なんか好きなものについて、ちょっと書いてみよう

本、マンガ、映画、舞台、美術館、旅行。なんでも好きです。好きだなーと思ったものについて、書いて留めようと思います。

「ポンピドゥー・センター傑作展」東京都美術館

20世紀美術を1916年から1977年までの60年間にわたり,一年一作家一作品のしばりの中で時系列順に展示していくちょっと変わった形式の展覧会。
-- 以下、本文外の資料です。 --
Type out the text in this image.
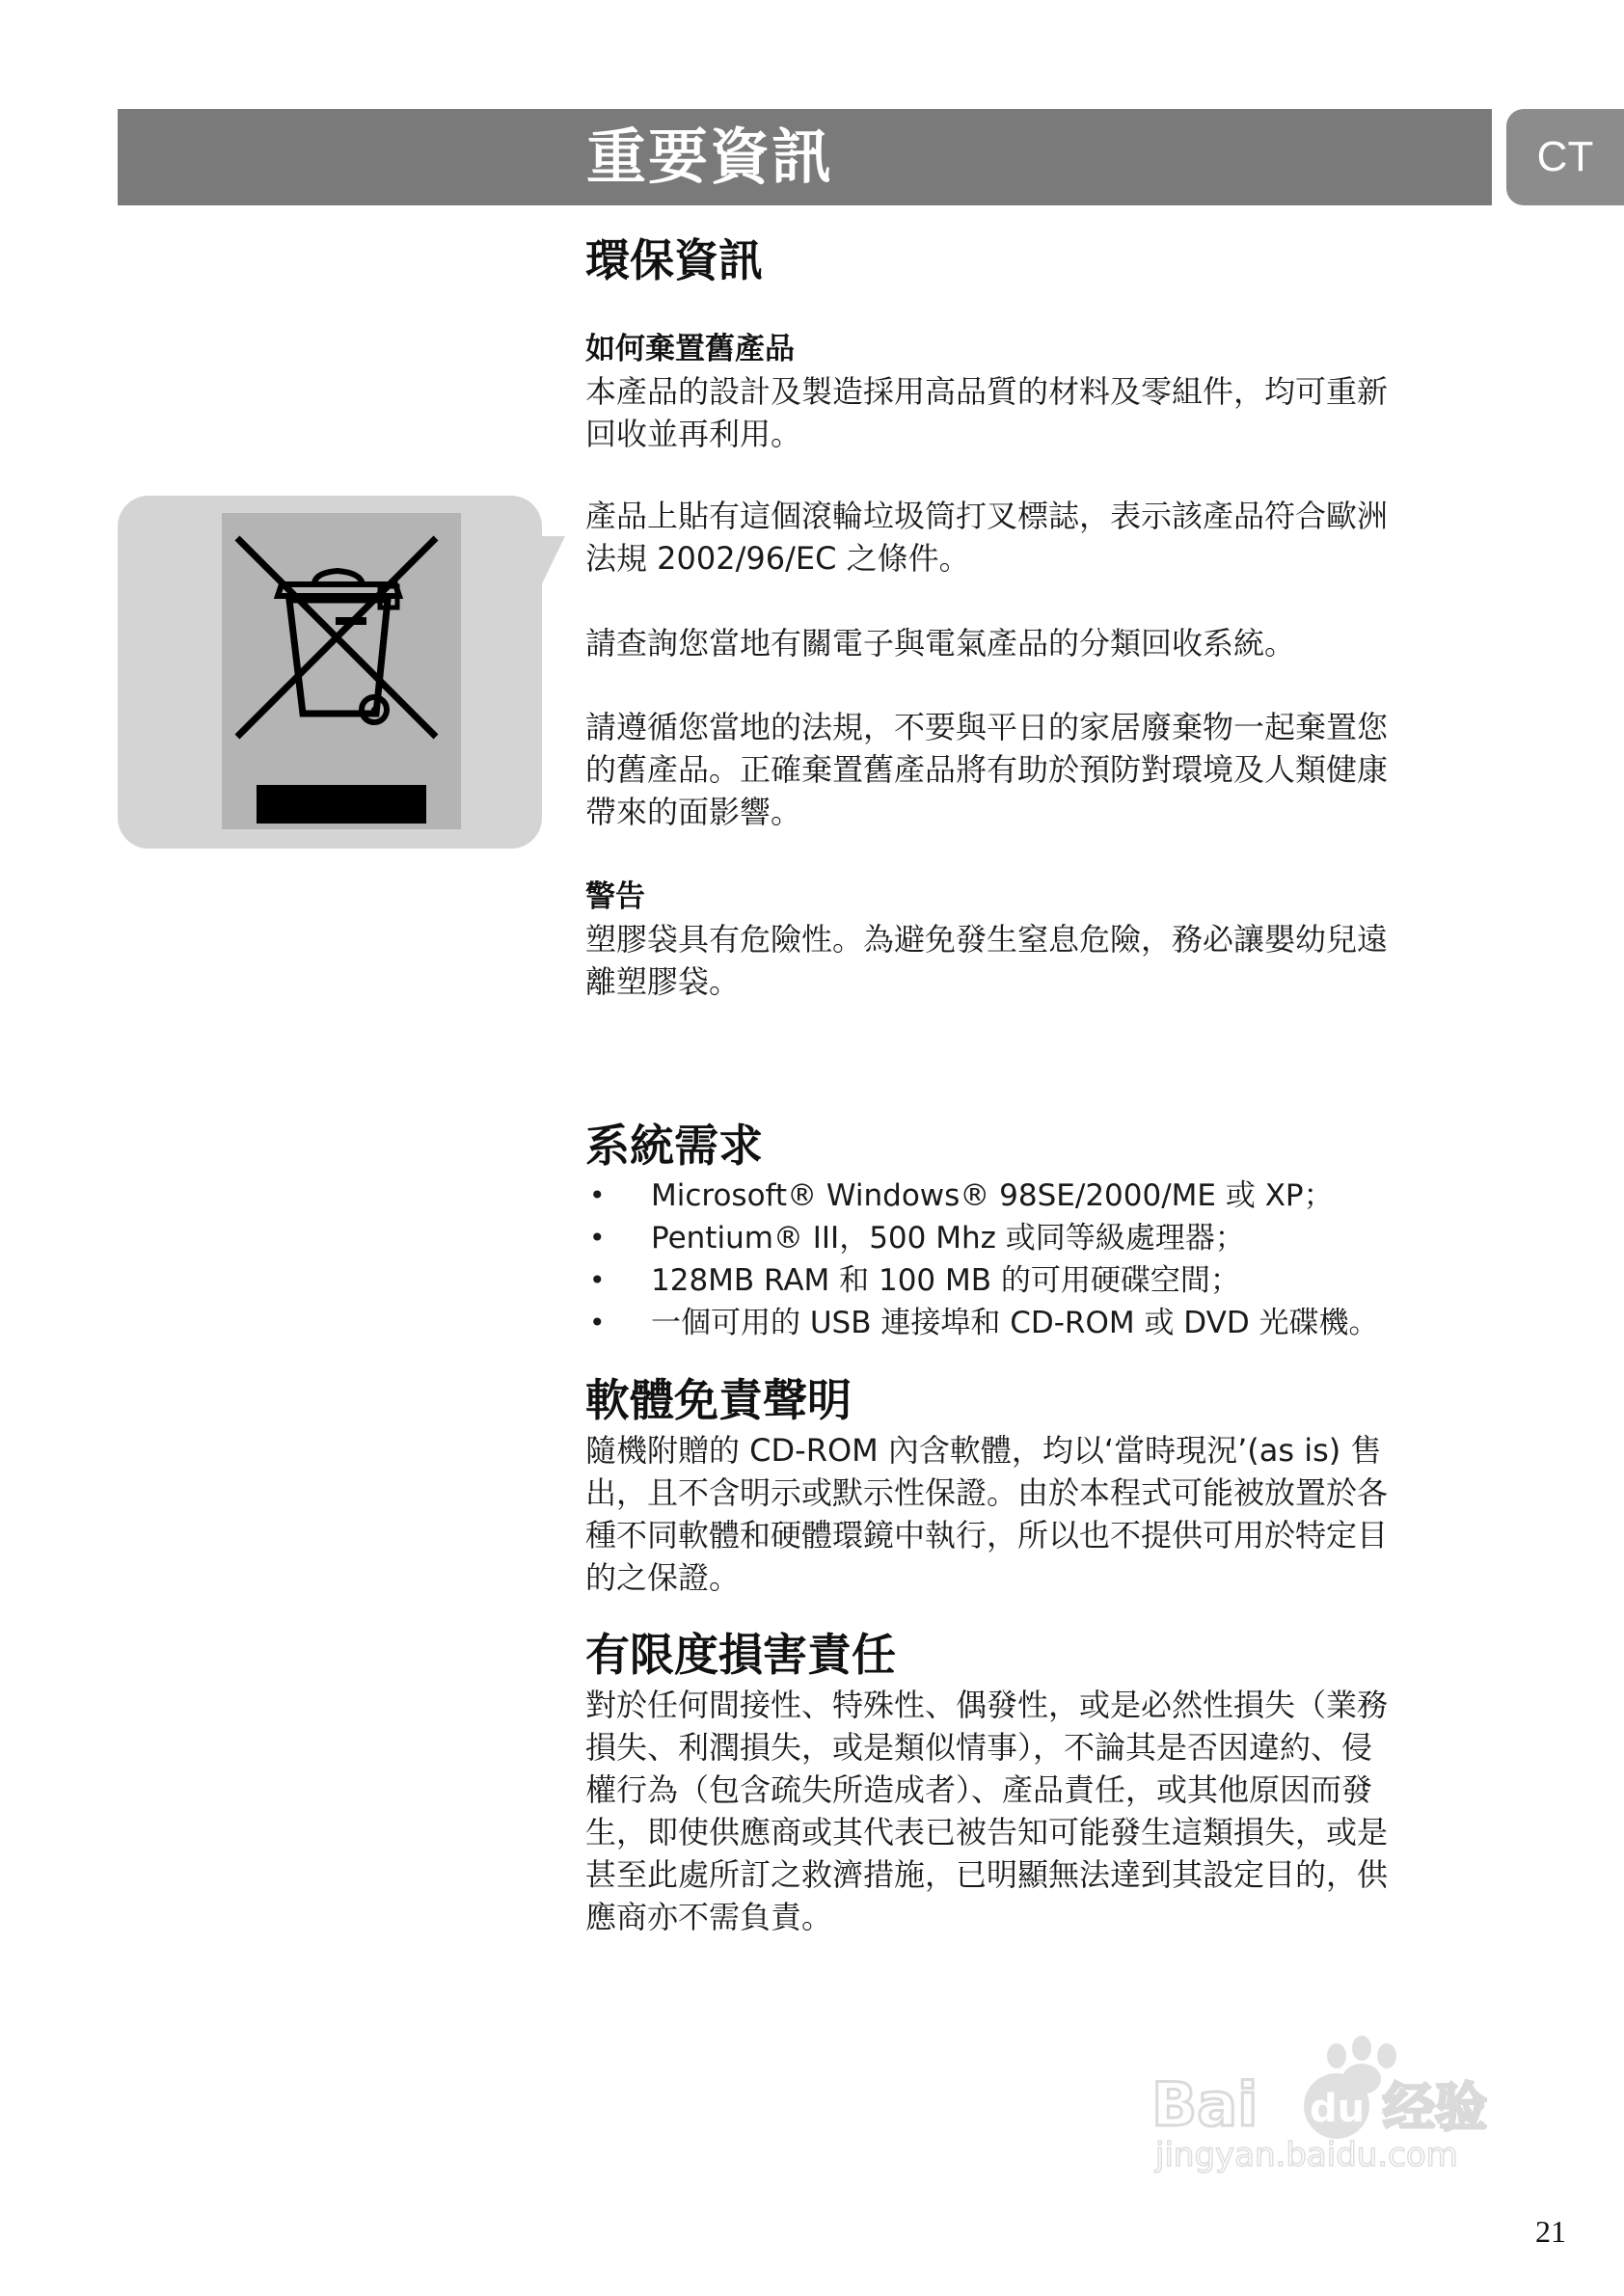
重要資訊	CT
環保資訊
如何棄置舊產品

本產品的設計及製造採用高品質的材料及零組件，均可重新
回收並再利用。

產品上貼有這個滾輪垃圾筒打叉標誌，表示該產品符合歐洲
法規 2002/96/EC 之條件。

請查詢您當地有關電子與電氣產品的分類回收系統。

請遵循您當地的法規，不要與平日的家居廢棄物一起棄置您
的舊產品。正確棄置舊產品將有助於預防對環境及人類健康
帶來的面影響。

警告

塑膠袋具有危險性。為避免發生窒息危險，務必讓嬰幼兒遠
離塑膠袋。

系統需求
• Microsoft® Windows® 98SE/2000/ME 或 XP；
• Pentium® III，500 Mhz 或同等級處理器；
• 128MB RAM 和 100 MB 的可用硬碟空間；
• 一個可用的 USB 連接埠和 CD-ROM 或 DVD 光碟機。
軟體免責聲明

隨機附贈的 CD-ROM 內含軟體，均以‘當時現況’(as is) 售
出，且不含明示或默示性保證。由於本程式可能被放置於各
種不同軟體和硬體環鏡中執行，所以也不提供可用於特定目
的之保證。

有限度損害責任

對於任何間接性、特殊性、偶發性，或是必然性損失（業務
損失、利潤損失，或是類似情事），不論其是否因違約、侵
權行為（包含疏失所造成者）、產品責任，或其他原因而發
生，即使供應商或其代表已被告知可能發生這類損失，或是
甚至此處所訂之救濟措施，已明顯無法達到其設定目的，供
應商亦不需負責。

Bai du 经验
jingyan.baidu.com
21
一作家につき一作品のみの出展のため,ある意味では広く浅くに感じたが,これだけの作家に巡り合える展覧会はそうはないだろうから,ある意味では非常に奥の深い展覧会なのだろう。

 

正直に言っていわゆる20世紀美術は苦手だ。

解釈するものではないと言われるが,これに何の価値を見出せばいいのだろう?と悩んでしまう。説明がうまくできないんだけど,「その中に物語を感じる絵」が俺は好き。物語といってもギリシャ神話とかのストーリーだけでなくて,人の感情の機微とか人と人との繋がりとか。風景画にだって何かの始まりを感じる瞬間がある。

そういう意味で,20世紀美術って物語を感じにくいんだよね。(もちろん例外的な作家はいるけど。)

おしゃれだなーとかなんかすごいなーって思うことがあってもそこから関心が向かない。

そんな感じだったので,膨大な作品横の説明も脳みそをすり抜けて残らず……。

 

でも,見れてよかったなーて思う作品もいくつかあるのでメモを残す。

・「自転車の車輪」マルセル・デュシャン

「泉」で有名なデュシャンの初期の作品のレプリカ版。回してーってなる。自転車の車輪のフレームって美しいよね。わかるわかる。

・「エッフェル塔」ロベール・ドローネー

あたたかな色彩で描かれたエッフェル塔がきれい。エッフェル塔幾何学的な模様がきれいだよね。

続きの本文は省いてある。